Here’s what students ask on this topic:
What is the Henderson-Hasselbalch equation and how is it used?
The Henderson-Hasselbalch equation is used to calculate the pH of buffer solutions, particularly those composed of a conjugate acid-base pair. The equation is:
$\mathrm{pH}=\mathrm{pK}{a}_{}+log\left(\frac{\mathrm{[conjugate\; base]}}{\mathrm{[weak\; acid]}}\right)$
Alternatively, if given the base dissociation constant (K_{b}), the equation is:
$\mathrm{pH}=\mathrm{pK}{b}_{}+log\left(\frac{\mathrm{[conjugate\; acid]}}{\mathrm{[weak\; base]}}\right)$
This equation helps in determining the pH without using an ICE chart, making it a valuable tool in chemistry.
How do you calculate the pH of a buffer solution using the Henderson-Hasselbalch equation?

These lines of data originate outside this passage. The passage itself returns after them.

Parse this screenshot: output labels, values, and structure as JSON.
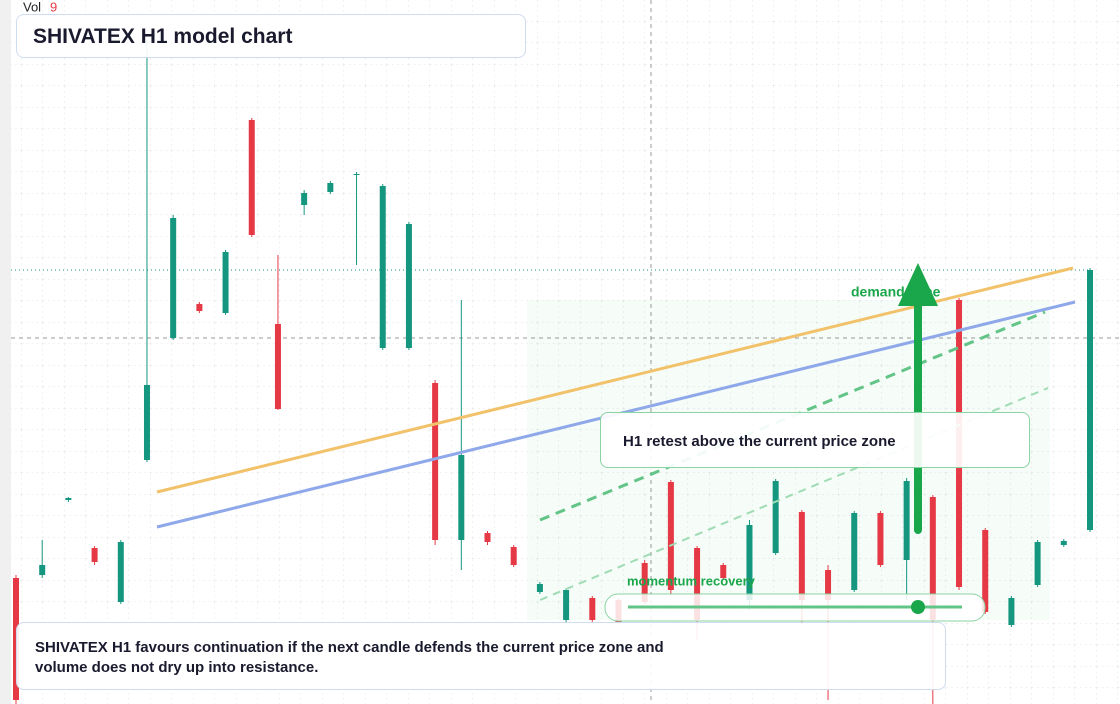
{
  "chart_data": {
    "type": "candlestick",
    "title": "SHIVATEX H1 model chart",
    "volume_label": "Vol",
    "volume_value": "9",
    "annotations": {
      "demand": "demand zone",
      "retest": "H1 retest above the current price zone",
      "momentum": "momentum recovery",
      "note": "SHIVATEX H1 favours continuation if the next candle defends the current price zone and volume does not dry up into resistance."
    },
    "up_color": "#14967f",
    "down_color": "#e63946",
    "ylim": [
      0,
      704
    ],
    "categories": [
      null,
      null,
      null,
      null,
      null,
      null,
      null,
      null,
      null,
      null,
      null,
      null,
      null,
      null,
      null,
      null,
      null,
      null,
      null,
      null,
      null,
      null,
      null,
      null,
      null,
      null,
      null,
      null,
      null,
      null,
      null,
      null,
      null,
      null,
      null,
      null,
      null,
      null,
      null,
      null,
      null,
      null
    ],
    "open": [
      126,
      129,
      204,
      156,
      102,
      244,
      366,
      400,
      391,
      584,
      380,
      499,
      512,
      529,
      356,
      356,
      321,
      164,
      171,
      157,
      112,
      84,
      106,
      104,
      141,
      222,
      156,
      139,
      104,
      151,
      192,
      134,
      114,
      191,
      144,
      207,
      404,
      174,
      79,
      119,
      159,
      174
    ],
    "high": [
      129,
      164,
      207,
      158,
      164,
      664,
      489,
      402,
      454,
      586,
      449,
      514,
      523,
      532,
      520,
      482,
      324,
      404,
      173,
      159,
      122,
      116,
      108,
      106,
      144,
      224,
      158,
      141,
      184,
      225,
      194,
      139,
      193,
      193,
      226,
      209,
      406,
      176,
      108,
      164,
      165,
      436
    ],
    "low": [
      0,
      126,
      202,
      139,
      100,
      242,
      364,
      391,
      389,
      467,
      294,
      489,
      510,
      439,
      354,
      354,
      159,
      134,
      159,
      137,
      110,
      82,
      82,
      80,
      100,
      109,
      64,
      124,
      94,
      149,
      79,
      4,
      112,
      137,
      104,
      0,
      114,
      90,
      77,
      117,
      157,
      172
    ],
    "close": [
      4,
      139,
      206,
      142,
      162,
      319,
      486,
      393,
      452,
      469,
      295,
      511,
      521,
      530,
      518,
      480,
      164,
      249,
      162,
      139,
      120,
      114,
      84,
      82,
      102,
      114,
      84,
      126,
      179,
      223,
      104,
      104,
      191,
      139,
      223,
      84,
      117,
      92,
      106,
      162,
      163,
      434
    ]
  }
}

To calculate the pH of a buffer solution using the Henderson-Hasselbalch equation, follow these steps:
1. Identify whether you have the acid dissociation constant (K_{a}) or the base dissociation constant (K_{b}).
2. Use the appropriate equation:
If given K_{a}: $\mathrm{pH}=\mathrm{pK}{a}_{}+log\left(\frac{\mathrm{[conjugate\; base]}}{\mathrm{[weak\; acid]}}\right)$
If given K_{b}: $\mathrm{pH}=\mathrm{pK}{b}_{}+log\left(\frac{\mathrm{[conjugate\; acid]}}{\mathrm{[weak\; base]}}\right)$
3. Plug in the concentrations (or moles) of the conjugate base and weak acid (or conjugate acid and weak base).
4. Calculate the pH.
What is the effective pH range of a buffer according to the Henderson-Hasselbalch equation?

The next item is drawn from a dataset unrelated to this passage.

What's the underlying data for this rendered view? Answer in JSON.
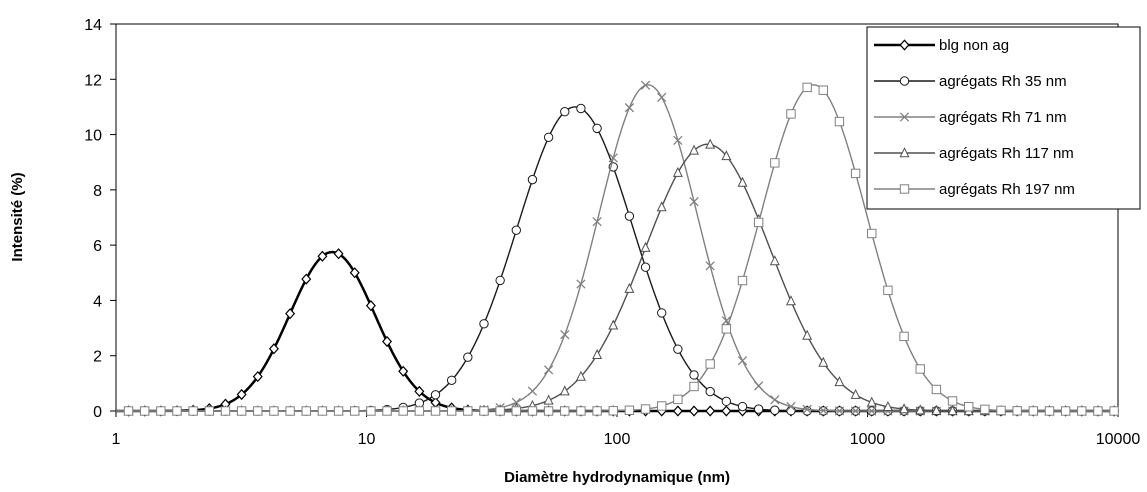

The effective pH range of a buffer according to the Henderson-Hasselbalch equation is pK_{a} ± 1. This means that the buffer will effectively resist changes in pH within one pH unit above and below the pK_{a} of the weak acid. For example, if the pK_{a} is 4.75, the buffer will be effective in the pH range of 3.75 to 5.75. This range ensures that the buffer can neutralize added acids or bases, maintaining a relatively stable pH.
Why is a buffer most effective when the concentrations of the weak acid and conjugate base are equal?
A buffer is most effective when the concentrations of the weak acid and conjugate base are equal because, at this point, the pH of the buffer is equal to the pK_{a} of the weak acid. This is derived from the Henderson-Hasselbalch equation:
$\mathrm{pH}=\mathrm{pK}{a}_{}+log\left(\frac{\mathrm{[conjugate\; base]}}{\mathrm{[weak\; acid]}}\right)$
When [conjugate base] = [weak acid], the log term becomes log(1), which is 0. Thus, pH = pK_{a}. At this point, the buffer has the maximum capacity to neutralize added acids or bases, making it most effective in resisting pH changes.
Can the Henderson-Hasselbalch equation be used with moles instead of molarity?
Yes, the Henderson-Hasselbalch equation can be used with moles instead of molarity. The equation:
$\mathrm{pH}=\mathrm{pK}{a}_{}+log\left(\frac{\mathrm{[conjugate\; base]}}{\mathrm{[weak\; acid]}}\right)$
or
$\mathrm{pH}=\mathrm{pK}{b}_{}+log\left(\frac{\mathrm{[conjugate\; acid]}}{\mathrm{[weak\; base]}}\right)$
can be applied using the concentrations in moles, as long as the volumes of the solutions are the same. This is because the ratio of moles will be the same as the ratio of molarities, simplifying the calculation process.